Durant ces prochaines années, MBAcity va continuer de se développer, de recruter, d'ouvrir de nouvelles agences et, via la hausse de nos projets à l'étranger, nous comptons à terme nous implanter progressivement en dehors de nos frontières.

En plus de toujours garder notre sens du service et de rester un partenaire de confiance pour nos clients, l'un de nos objectifs est de pousser encore plus loin notre utilisation du Generative Design. Aujourd'hui nous l'utilisons pour l'optimisation des parkings avec PARKYZE, une solution qui permet de générer des configurations de parking qui respectent la réglementation, d'optimiser le nombre de places et de diminuer le coût des travaux. Demain, nous appliquerons vraisemblablement cette technologie sur l'ensemble de la conception des ouvrages.

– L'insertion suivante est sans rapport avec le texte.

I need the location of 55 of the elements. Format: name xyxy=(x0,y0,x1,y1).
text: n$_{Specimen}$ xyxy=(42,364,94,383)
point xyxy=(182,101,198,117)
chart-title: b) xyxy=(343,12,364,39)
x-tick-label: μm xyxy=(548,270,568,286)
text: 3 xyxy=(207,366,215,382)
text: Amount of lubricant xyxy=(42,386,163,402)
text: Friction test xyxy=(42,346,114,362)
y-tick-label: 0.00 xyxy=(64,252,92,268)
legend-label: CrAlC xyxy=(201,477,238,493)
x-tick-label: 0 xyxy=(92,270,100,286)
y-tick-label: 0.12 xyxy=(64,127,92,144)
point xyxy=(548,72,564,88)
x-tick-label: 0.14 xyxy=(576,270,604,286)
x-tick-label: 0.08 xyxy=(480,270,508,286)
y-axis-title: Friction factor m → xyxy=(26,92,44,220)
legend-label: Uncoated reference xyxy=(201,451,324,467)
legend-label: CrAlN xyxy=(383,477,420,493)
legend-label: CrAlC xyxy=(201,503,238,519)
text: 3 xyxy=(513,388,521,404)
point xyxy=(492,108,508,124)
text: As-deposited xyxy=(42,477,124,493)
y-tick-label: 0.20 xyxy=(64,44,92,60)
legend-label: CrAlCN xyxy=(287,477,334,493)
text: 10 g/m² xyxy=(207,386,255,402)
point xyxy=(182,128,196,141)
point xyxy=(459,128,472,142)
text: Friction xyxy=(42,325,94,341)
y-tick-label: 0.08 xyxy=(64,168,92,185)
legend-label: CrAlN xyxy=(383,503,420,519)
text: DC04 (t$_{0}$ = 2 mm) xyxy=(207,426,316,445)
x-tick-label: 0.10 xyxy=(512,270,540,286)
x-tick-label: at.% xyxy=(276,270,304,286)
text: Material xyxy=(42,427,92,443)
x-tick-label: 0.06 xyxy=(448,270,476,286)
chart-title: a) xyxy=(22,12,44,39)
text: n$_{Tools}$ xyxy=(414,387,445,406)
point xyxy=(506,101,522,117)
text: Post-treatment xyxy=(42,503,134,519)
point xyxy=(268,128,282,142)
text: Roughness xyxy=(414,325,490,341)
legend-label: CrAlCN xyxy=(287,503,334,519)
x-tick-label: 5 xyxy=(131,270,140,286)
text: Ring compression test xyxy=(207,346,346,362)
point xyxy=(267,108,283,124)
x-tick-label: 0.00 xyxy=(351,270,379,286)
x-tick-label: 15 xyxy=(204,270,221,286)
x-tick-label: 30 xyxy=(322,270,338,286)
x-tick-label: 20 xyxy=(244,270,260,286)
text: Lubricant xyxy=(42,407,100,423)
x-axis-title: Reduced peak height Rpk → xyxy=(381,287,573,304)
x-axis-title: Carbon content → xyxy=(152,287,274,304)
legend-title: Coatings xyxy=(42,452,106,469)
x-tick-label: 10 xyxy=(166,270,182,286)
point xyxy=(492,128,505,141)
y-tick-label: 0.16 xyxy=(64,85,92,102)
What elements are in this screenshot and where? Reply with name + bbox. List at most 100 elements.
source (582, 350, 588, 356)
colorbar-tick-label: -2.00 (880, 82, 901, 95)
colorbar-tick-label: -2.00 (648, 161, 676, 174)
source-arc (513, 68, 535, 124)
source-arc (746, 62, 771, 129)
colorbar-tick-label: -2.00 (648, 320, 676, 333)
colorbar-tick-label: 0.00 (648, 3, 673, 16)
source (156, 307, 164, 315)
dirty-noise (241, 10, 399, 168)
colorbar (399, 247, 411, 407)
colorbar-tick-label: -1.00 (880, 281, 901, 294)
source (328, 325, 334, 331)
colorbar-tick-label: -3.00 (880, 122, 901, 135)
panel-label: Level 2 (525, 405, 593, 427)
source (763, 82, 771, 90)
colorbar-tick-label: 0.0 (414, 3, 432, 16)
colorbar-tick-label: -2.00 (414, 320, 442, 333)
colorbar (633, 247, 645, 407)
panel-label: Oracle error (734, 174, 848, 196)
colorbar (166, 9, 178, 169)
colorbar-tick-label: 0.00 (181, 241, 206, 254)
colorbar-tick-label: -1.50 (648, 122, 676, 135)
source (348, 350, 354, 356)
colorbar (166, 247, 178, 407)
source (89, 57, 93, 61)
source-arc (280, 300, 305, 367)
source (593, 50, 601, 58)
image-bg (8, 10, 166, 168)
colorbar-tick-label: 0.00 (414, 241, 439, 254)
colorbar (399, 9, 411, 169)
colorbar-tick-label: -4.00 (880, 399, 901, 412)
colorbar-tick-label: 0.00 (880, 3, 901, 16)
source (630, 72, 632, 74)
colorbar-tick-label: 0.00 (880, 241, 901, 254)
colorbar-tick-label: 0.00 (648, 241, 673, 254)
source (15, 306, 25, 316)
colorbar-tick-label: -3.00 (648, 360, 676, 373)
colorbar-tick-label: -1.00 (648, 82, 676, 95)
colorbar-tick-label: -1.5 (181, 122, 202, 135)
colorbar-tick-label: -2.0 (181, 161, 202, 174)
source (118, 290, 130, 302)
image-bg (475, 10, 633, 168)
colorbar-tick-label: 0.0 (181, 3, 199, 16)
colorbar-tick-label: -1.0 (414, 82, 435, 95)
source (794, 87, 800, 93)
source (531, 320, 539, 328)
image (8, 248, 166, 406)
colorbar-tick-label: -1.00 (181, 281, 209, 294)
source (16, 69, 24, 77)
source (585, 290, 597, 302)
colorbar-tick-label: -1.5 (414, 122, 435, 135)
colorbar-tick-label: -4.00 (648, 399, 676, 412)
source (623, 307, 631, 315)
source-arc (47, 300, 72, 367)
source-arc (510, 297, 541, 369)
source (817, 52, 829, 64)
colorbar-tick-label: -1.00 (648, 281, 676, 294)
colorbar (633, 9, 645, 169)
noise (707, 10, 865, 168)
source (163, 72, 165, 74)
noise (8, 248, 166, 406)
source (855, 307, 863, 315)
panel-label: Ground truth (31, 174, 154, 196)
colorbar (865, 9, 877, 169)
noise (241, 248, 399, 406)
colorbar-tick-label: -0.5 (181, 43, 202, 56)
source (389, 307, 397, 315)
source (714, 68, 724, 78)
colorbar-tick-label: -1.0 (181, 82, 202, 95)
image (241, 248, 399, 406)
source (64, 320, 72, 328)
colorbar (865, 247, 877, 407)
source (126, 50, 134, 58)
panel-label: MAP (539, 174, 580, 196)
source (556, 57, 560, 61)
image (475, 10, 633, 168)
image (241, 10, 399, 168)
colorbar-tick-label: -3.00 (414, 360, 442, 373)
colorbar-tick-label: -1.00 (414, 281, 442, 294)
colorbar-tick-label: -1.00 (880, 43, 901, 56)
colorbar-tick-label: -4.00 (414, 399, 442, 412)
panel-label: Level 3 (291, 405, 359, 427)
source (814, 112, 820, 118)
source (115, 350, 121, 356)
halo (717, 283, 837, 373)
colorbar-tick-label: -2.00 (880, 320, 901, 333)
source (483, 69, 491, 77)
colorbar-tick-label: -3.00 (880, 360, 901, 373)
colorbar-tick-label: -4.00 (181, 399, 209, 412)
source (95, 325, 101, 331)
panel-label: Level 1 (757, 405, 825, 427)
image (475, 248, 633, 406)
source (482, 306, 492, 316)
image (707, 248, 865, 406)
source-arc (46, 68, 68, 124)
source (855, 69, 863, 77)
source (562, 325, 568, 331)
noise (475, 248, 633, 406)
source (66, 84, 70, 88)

L'une de nos ambitions est également de faciliter l'exploitation et la maintenance des bâtiments grâce aux données d'usage et au Building Operating System (BOS). L'utilisation de la maquette numérique permet un gain de 25 % des coûts de maintenance, mais cela est trop souvent réalisé de façon artisanale. Le BOS permet de centraliser la mise à jour des bases de données d'un bâtiment et d'avoir toutes les informations en temps réel, ce qui facilite la gestion notamment lors des pannes. 

Le BIM est en évolution permanente et nous devons travailler pour continuer de le démocratiser et le rendre beaucoup plus efficace pour tous les acteurs.


Merci à Roland Le Roux d'avoir répondu à nos questions !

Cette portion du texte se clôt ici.